Summary
The discussion centers on the lack of a standardized, public JSON representation for SQL queries. While mapping a simple SELECT statement to a structured JSON object appears intuitive and “clean,” the industry has not converged on a single specification. This postmortem analyzes why the abstraction of relational algebra into a serialized format is significantly more complex than a simple key-value mapping.
Root Cause
The perceived simplicity of the example provided is a result of oversimplification of the SQL grammar. A universal JSON spec fails to exist because:
- Grammatical Ambiguity: SQL is not a single language but a family of dialects (PostgreSQL, MySQL, T-SQL, Oracle) with varying syntax for joins, window functions, and proprietary extensions.
- Operator Complexity: Mapping a
WHEREclause is trivial foreq, but becomes exponentially harder forBETWEEN,LIKE,IN,EXISTS, and complex nested subqueries. - Schema Awareness: A true representation must decide whether it represents the syntax (the string structure) or the semantics (the logical execution plan).
- Non-Deterministic Ordering: JSON objects are unordered by definition, whereas SQL query structure often relies on strict operator precedence and clause ordering.
Why This Happens in Real Systems
In production environments, we rarely need to “re-represent” SQL as JSON because we operate at different layers of the stack:
- Application Layer: Developers use ORMs (Object-Relational Mappers). The ORM handles the translation from objects to SQL, making a middle-man JSON spec redundant.

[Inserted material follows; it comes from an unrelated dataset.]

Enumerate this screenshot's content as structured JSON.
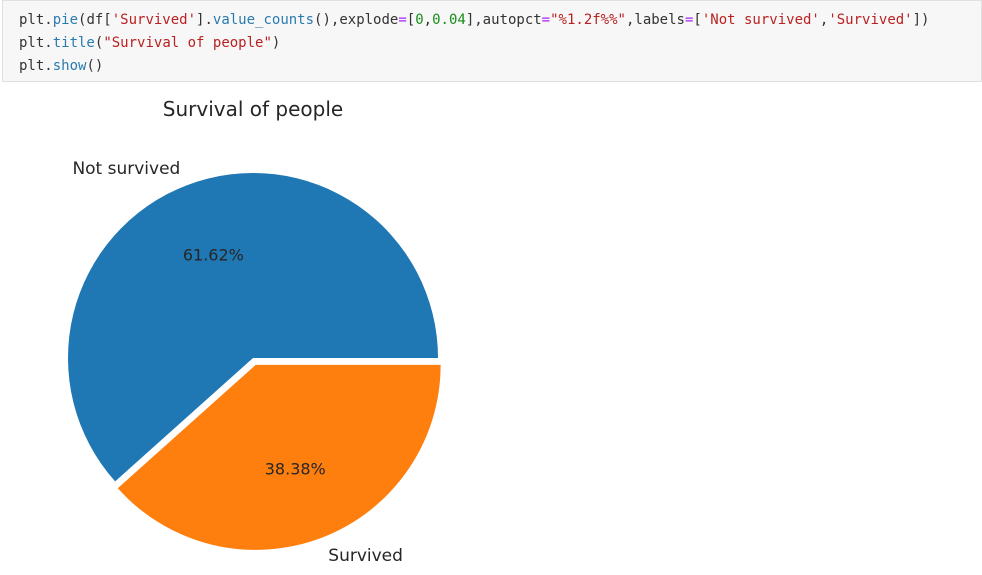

- Driver Layer: Communication between an app and a database happens via binary protocols (e.g., the PostgreSQL wire protocol) which are optimized for performance and type safety, not human-readable serialization.
- Query Engine Layer: Databases convert SQL into an Abstract Syntax Tree (AST) or a logical plan. These internal representations are highly optimized and specific to the engine’s execution engine, making them unsuitable for a public standard.
Real-World Impact
The lack of a standard forces engineers into several suboptimal patterns:
- Vendor Lock-in: If a company builds a middleware layer that relies on a custom JSON-to-SQL parser, they are effectively locked into that specific implementation.
- Increased Latency: Implementing an extra serialization/deserialization step (SQL $\rightarrow$ JSON $\rightarrow$ AST) adds unnecessary CPU overhead and latency to the request lifecycle.
- Security Risks: Building custom parsers to interpret JSON-based queries increases the attack surface for SQL Injection if the translation logic is not mathematically perfect.
Example or Code
{
"query": {
"type": "select",
"projections": ["*"],
"source": {
"table": "metadata",
"alias": "m"
},
"filters": [
{
"operator": "AND",
"conditions": [
{
"column": "tags",
"operator": "CONTAINS",
"value": "finance"
},
{
"column": "created_at",
"operator": "GT",
"value": "2023-01-01T00:00:00Z"
}
]
}
],
"limit": 100
}
}
How Senior Engineers Fix It
Senior engineers do not try to reinvent the wheel by creating new query languages. Instead, they use established patterns:
- Use Existing Standards: Instead of a custom JSON spec, use GraphQL if the goal is to provide a structured, queryable interface to data over HTTP.
- Leverage AST Libraries: If a custom parser is required, use a formal parser generator (like ANTLR) to build a robust Abstract Syntax Tree rather than manual JSON mapping.
- Protocol Buffers: For high-performance internal service communication, use gRPC/Protobuf to define strict, typed schemas rather than loosely typed JSON.
Why Juniors Miss It
Junior engineers often fall into the “Simplicity Trap”:
- They focus on the “Happy Path”: They see a simple
SELECT *and assume the complexity scales linearly, failing to account for edge cases like recursive CTEs or spatial queries. - They confuse Syntax with Semantics: They assume that because a query looks easy to write, it is easy to model formally.
- They underestimate the Cost of Abstraction: They view a JSON middle-layer as “cleaner code” without calculating the operational cost of maintaining a custom parser and the performance penalty it imposes.